The band practices every Thursday morning and performs a concert at Friendship Village every three months, Snider says. The band also takes its show on the road, performing at the Portage Senior Center, The Life Care Center in Plainwell and the Lutheran Church Seniors Group in Richland. A small group of band members performs at the annual Great Grown-Up Spelling Bee in November and has become a favorite at this event, hosted by the Kalamazoo Public Library.

“The residents have won the People’s Choice Award for the last three years,” O’Heran says.

O’Heran, who has a music therapy degree from Western Michigan University, says playing in the band provides seniors with socialization, collaboration, cognitive brain activity enhancement and small and large motor activity.
“They have to pay attention to the music (and) where we’re at,” O’Heran explains. “There are lots of things going on in different parts of your brain.”

O’Heran says the residents have embraced the band.

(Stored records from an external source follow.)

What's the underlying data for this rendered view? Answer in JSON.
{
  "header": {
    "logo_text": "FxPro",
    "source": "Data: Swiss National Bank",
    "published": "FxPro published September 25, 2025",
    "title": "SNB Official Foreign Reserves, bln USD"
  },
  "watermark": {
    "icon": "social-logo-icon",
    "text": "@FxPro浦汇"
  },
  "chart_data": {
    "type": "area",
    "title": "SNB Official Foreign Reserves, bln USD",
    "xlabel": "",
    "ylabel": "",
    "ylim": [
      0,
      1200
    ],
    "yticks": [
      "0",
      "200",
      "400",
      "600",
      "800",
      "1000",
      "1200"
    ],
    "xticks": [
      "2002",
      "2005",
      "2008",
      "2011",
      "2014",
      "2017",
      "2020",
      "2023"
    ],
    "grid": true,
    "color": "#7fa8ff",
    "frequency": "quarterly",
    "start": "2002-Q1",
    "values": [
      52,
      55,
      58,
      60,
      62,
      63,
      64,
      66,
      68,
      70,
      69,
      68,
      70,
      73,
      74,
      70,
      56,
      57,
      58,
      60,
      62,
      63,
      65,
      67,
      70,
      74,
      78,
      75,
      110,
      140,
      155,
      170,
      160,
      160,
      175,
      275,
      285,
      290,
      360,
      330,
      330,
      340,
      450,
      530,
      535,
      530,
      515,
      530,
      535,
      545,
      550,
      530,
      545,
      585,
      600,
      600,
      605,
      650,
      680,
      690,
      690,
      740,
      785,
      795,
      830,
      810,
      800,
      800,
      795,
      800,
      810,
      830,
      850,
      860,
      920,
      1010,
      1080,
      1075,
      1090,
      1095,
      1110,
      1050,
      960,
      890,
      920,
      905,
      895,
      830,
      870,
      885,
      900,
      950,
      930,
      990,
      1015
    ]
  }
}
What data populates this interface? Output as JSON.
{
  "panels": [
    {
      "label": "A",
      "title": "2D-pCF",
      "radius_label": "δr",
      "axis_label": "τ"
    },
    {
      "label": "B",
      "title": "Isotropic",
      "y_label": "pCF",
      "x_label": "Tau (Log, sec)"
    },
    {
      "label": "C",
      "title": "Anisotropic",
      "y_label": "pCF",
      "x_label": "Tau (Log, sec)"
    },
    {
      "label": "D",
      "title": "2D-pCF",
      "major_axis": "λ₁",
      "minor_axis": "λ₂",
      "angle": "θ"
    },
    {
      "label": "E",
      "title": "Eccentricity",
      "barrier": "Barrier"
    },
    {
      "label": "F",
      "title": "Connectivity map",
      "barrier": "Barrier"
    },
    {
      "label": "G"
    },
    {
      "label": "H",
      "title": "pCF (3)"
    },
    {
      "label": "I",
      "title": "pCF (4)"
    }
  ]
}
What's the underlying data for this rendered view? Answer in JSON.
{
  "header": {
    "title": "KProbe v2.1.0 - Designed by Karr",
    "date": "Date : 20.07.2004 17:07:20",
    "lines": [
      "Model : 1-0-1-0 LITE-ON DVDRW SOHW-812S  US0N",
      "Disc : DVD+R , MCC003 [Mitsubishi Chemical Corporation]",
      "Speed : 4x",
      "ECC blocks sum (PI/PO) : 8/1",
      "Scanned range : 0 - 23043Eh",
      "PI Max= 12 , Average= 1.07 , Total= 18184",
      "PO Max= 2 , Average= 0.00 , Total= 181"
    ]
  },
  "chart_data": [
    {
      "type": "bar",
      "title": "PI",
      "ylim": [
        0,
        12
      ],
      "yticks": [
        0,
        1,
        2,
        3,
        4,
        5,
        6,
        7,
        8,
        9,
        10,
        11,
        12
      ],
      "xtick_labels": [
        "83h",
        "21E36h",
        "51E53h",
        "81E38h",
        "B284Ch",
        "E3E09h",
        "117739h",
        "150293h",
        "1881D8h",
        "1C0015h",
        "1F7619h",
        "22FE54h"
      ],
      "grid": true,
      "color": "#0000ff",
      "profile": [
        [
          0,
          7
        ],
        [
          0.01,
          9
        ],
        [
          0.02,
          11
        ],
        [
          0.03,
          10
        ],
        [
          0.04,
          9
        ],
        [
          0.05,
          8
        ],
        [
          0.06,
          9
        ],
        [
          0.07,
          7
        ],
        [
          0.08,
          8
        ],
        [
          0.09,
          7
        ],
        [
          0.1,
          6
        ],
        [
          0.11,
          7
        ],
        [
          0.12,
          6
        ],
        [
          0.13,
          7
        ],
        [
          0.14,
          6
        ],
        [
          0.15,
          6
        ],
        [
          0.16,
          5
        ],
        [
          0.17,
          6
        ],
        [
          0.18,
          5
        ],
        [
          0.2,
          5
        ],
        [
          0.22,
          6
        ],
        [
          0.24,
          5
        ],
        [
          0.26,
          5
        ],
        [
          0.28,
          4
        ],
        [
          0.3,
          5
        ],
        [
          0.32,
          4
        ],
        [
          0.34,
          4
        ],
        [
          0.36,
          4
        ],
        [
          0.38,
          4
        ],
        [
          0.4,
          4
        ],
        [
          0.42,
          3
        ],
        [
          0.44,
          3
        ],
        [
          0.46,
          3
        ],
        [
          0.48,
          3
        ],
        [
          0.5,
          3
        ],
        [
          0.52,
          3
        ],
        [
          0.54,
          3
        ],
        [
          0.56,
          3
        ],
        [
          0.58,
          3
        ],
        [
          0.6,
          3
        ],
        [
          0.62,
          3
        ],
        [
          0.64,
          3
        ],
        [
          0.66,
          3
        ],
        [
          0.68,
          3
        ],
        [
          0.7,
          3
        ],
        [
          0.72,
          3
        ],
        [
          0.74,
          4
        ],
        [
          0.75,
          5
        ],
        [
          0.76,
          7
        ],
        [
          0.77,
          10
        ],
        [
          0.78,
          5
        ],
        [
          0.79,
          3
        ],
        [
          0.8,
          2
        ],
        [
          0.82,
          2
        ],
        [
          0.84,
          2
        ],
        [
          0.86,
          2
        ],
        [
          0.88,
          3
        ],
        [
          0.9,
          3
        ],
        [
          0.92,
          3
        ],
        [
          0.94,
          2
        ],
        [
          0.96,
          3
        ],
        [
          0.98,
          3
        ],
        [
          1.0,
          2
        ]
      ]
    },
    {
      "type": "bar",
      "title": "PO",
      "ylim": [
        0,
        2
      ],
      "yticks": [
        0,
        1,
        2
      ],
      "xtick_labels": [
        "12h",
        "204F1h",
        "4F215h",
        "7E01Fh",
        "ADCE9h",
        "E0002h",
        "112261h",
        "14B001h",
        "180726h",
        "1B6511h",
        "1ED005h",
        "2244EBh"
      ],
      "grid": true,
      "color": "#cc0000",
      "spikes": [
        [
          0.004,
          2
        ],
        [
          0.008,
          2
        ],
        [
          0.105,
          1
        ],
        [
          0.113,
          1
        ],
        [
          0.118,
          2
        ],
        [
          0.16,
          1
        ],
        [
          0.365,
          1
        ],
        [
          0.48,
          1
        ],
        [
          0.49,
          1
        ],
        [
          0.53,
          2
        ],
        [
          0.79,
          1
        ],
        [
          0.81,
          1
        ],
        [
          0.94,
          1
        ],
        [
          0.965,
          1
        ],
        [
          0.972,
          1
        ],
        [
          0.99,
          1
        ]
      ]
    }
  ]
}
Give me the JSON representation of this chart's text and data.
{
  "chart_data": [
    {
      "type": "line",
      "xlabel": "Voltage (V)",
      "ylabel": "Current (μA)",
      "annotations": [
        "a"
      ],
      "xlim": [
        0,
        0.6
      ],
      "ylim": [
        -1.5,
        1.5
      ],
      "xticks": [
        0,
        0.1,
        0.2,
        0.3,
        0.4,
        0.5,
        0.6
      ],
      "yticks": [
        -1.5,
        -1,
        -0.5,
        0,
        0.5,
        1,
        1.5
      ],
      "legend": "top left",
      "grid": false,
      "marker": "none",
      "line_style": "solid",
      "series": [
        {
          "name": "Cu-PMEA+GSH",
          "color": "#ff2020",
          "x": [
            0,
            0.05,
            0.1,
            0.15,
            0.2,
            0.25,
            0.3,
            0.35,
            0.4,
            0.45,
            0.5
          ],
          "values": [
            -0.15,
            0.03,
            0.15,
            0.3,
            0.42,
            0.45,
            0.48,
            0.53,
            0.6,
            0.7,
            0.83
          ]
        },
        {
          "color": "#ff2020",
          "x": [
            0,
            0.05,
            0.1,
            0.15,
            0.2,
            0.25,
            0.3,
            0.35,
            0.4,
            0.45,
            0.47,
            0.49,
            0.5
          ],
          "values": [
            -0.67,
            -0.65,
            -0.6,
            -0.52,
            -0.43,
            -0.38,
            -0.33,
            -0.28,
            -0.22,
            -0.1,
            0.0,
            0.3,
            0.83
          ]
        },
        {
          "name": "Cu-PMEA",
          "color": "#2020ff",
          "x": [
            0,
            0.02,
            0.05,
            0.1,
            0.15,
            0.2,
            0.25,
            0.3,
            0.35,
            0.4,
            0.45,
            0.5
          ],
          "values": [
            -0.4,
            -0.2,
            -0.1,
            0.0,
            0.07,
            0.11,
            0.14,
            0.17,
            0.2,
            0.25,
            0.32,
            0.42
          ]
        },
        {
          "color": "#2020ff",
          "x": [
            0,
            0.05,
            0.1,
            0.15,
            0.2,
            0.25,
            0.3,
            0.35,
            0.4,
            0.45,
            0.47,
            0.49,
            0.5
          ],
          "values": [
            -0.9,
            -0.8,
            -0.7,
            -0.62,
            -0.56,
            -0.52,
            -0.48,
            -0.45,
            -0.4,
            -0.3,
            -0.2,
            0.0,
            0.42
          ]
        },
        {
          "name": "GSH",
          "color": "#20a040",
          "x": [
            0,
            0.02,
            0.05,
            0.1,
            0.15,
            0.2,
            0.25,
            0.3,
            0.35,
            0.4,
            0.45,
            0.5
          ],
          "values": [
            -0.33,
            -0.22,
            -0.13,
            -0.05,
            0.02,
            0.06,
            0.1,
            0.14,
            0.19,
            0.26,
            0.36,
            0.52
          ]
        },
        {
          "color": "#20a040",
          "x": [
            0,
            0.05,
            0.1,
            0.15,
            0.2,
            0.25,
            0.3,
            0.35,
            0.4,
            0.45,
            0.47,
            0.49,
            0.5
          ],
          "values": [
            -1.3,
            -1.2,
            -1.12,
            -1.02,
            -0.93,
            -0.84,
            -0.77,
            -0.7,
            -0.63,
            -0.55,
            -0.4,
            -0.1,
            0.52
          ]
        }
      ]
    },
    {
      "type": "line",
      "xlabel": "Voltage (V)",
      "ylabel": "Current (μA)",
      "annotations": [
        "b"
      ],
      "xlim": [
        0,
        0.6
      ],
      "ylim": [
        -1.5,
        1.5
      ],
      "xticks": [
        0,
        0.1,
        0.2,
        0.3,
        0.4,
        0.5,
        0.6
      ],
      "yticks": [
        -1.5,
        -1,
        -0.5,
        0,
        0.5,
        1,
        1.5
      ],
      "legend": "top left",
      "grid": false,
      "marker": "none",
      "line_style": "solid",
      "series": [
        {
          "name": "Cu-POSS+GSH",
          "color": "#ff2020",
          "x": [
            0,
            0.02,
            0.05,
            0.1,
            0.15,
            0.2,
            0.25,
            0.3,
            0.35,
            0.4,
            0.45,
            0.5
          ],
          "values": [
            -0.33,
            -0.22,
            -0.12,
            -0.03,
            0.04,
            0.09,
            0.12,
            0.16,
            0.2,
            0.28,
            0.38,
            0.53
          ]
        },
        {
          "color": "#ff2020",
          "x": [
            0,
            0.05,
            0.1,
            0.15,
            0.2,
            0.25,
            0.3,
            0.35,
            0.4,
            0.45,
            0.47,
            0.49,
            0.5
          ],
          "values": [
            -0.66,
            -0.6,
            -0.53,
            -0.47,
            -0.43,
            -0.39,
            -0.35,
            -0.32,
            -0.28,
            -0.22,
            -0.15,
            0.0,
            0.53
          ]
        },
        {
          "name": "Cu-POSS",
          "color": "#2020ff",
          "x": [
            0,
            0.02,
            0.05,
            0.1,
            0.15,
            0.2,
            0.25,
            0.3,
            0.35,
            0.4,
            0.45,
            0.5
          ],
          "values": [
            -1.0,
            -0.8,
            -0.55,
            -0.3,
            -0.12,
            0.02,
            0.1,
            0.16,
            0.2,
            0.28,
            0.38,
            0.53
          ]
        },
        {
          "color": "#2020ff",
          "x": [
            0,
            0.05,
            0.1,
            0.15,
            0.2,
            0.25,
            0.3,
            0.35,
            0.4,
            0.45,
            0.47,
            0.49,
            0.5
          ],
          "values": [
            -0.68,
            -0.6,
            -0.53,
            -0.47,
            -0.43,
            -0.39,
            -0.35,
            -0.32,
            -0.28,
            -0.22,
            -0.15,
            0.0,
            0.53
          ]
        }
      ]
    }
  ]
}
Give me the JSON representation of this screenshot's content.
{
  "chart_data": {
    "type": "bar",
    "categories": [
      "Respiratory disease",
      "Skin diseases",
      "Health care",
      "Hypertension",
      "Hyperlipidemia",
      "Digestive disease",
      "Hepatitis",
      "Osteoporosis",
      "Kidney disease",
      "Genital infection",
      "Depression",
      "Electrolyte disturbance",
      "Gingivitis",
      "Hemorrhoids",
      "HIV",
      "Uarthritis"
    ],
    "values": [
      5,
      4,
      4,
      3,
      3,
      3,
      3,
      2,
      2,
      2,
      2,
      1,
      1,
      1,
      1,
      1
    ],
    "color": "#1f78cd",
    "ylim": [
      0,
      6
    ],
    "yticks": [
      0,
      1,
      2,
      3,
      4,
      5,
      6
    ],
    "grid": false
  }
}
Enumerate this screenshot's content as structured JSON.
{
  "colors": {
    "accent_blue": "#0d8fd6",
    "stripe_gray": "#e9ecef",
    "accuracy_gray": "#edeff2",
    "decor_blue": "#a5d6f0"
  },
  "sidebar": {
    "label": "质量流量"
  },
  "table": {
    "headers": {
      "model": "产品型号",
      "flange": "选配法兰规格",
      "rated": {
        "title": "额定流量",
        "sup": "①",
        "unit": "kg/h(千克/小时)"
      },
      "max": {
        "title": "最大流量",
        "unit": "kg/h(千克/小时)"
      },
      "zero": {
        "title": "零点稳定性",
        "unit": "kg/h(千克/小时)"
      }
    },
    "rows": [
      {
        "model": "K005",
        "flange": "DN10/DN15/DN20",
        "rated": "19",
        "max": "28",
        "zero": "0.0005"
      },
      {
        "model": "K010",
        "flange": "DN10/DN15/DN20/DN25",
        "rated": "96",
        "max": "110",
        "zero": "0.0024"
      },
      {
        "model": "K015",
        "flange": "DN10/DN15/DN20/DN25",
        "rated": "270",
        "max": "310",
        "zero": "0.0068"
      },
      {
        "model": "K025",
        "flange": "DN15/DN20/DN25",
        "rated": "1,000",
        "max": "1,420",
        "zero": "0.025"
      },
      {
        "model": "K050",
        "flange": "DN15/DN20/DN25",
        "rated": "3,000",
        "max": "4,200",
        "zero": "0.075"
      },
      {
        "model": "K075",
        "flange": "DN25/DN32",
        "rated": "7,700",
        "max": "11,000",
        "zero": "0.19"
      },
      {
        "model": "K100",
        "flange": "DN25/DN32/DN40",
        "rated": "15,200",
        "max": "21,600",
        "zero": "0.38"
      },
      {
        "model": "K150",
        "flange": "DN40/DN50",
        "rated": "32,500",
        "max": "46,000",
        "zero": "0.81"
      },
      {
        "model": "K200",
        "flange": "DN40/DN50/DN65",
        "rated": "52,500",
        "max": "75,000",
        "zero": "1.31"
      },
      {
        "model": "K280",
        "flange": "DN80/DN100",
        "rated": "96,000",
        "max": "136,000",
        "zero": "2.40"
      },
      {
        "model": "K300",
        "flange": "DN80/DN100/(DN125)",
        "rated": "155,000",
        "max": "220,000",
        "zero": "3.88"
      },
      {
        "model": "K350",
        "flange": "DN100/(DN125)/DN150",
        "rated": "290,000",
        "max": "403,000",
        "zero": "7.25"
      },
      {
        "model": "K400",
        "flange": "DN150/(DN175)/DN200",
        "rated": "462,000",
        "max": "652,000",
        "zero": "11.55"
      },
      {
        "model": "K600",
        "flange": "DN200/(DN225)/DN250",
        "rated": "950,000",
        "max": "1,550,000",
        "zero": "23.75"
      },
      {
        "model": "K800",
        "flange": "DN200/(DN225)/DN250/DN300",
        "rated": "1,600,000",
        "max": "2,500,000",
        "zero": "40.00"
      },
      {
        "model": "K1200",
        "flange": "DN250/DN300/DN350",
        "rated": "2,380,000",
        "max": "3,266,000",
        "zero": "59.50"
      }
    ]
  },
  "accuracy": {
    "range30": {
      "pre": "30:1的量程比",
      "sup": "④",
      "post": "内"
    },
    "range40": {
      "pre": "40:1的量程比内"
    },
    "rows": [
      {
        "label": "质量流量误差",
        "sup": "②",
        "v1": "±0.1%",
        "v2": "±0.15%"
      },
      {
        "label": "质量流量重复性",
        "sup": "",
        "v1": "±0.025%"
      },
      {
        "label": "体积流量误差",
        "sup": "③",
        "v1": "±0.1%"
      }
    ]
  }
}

One summer when she was forced to cancel practice to prepare new songs, the residents let her know how much they missed it.

“Every day someone would say, ‘When does band start up again?’ And I thought, ‘I’m never going to cancel practice again!’ They really missed it. They have an identity in it.”

What O’Heran didn’t anticipate was how much the band would mean to its members’ families, several of whom have asked the band to play at memorial services for members who have died.

The members of the Kitchen Band mean a great deal to O’Heran as well. “Their lives have left fingerprints on my heart, and the person I am today has been greatly affected by the impact they have on my life. The Kitchen Band has been such a blessing to me.”


Band has been good medicine for staff member

When Friendship Village’s life enrich-ment director was sick four years ago, the retirement community’s Kitchen Band became a key part of her recovery.

The band’s first practice was set for Sept. 6, 2012. O’Heran, 52 years old at the time, planned to attend but never made it to practice that day.

“I found myself in the emergency room at Borgess hospital, where I was a guest for three weeks,” O’Heran says.

She was diagnosed with sclerosing mesenteritis, a rare disease that caused a tumor to form in the lining of her small intestine. “Normally it is small and undetected and does not cause any issues,” she says, “but mine was large and had grown up throughout the entire small intestine and had killed most of it. I only have 25 inches left — which is truly a miracle that I can absorb food, water (and) minerals.”

O’Heran was out for nearly three months, but the band continued to meet. Led by founder Kay Snider, the Friendship Village Kitchen Band held its first concert before O’Heran’s return, but the members invited her to attend. Snider believes O’Heran’s attendance helped in her recovery. “She was there and she was having so much fun,” Snider says. “She said she wanted to join.”

O’Heran describes the concert as the best medicine she could have asked for. “I laughed so hard my sides hurt!” she says.

In January 2013, O’Heran joined the band as its piano player.

“She’s in and we’re not letting her go!” Snider says.